The average share of bad loans (Stage 3 loans) on GCC banks’ loan books declined slightly to 3.4% during Q2-2022 compared to 3.6% at the end of first quarter (Q1)-2022 and 4.1% at the end of Q1-2021.
Non-performing loans for the UAE banks continued to remain the highest in the GCC at 5.5% of aggregate gross loans at the end of Q2-2022, which was 30bps (basis points) below Q1-2022 share and significantly below Q2-2021 level of 6%.
On the other hand, Kuwaiti banks reported the lowest bad loans on their books at 1.6% at the end of Q2-2022, in line with Q1-2022 while a steep drop from 2.7% last year.
The report said the aggregate provision cover that GCC banks made against Stage 3 bad loans stood at 71.7% at the end of Q2-2022. The provision cover has increased consistently over the last three quarters when it stood at 69.8% in Q1-2022 and 67.1% at the end of Q4-2021. Bahraini banks' aggregate provisions stood at 70.5% during Q2-2022 while the ratio for the rest of the region remained below the 70% mark.
Highlighting that loan-to-deposit ratio fell below the 80% mark for the first time in seven quarters; Kamco Invest said aggregate net loan growth during Q2-2022 stood at 1.9% on a quarterly basis for the GCC banking sector to $1.71tn, mainly led by growth reported by Saudi and the UAE-listed banks.
The growth in customer deposits was positive across the GCC during Q2-2022. The aggregate customer deposits' quarter-on-quarter growth for the sector was at a four-quarter high of 4% while the year-on-year growth stood at 9.4% to $2.16tn at the end of Q2-2022.

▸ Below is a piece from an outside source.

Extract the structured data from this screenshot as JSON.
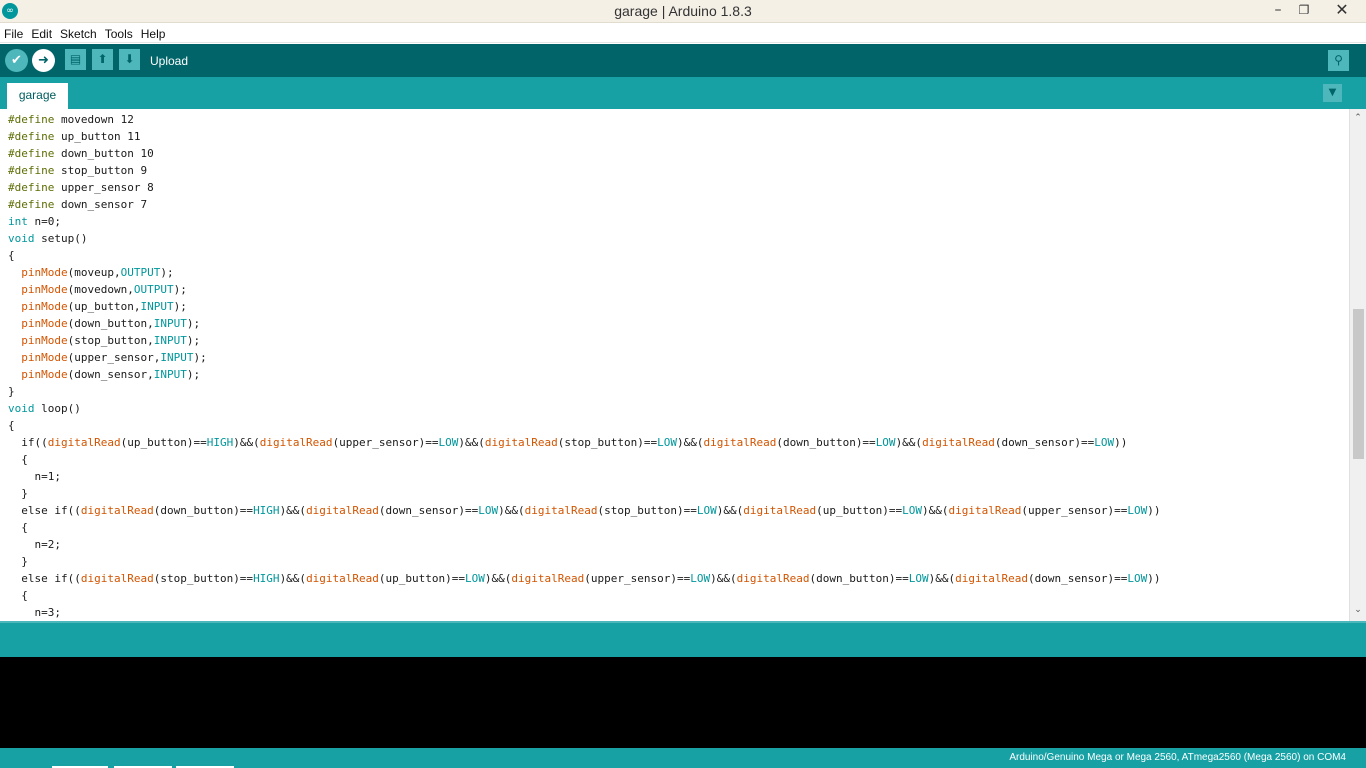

Total bank revenue for the GCC banks registered a healthy q-o-q growth of 4.8% during Q2-2022 to $24.9bn compared to $23.7bn during Q1-2022. The q-o-q increase was led by a broad-based improvement in revenues across the GCC during the quarter.
Finding that the increase was mainly led by higher interest rates across the GCC after central banks in the region hiked policy rates following the rate hikes by the US Fed; Kamco said as a result, net interest income increased by a strong 9.6% to $17.1bn.
However, this increase was partially offset by a quarter-on-quarter drop in non-interest income that reached $7.7bn in Q2-2022 registering a decline of 4.5%. The drop in non-interest income reflected the quarterly decline in global and regional financial markets during the quarter that affected investments banks’ balance sheet.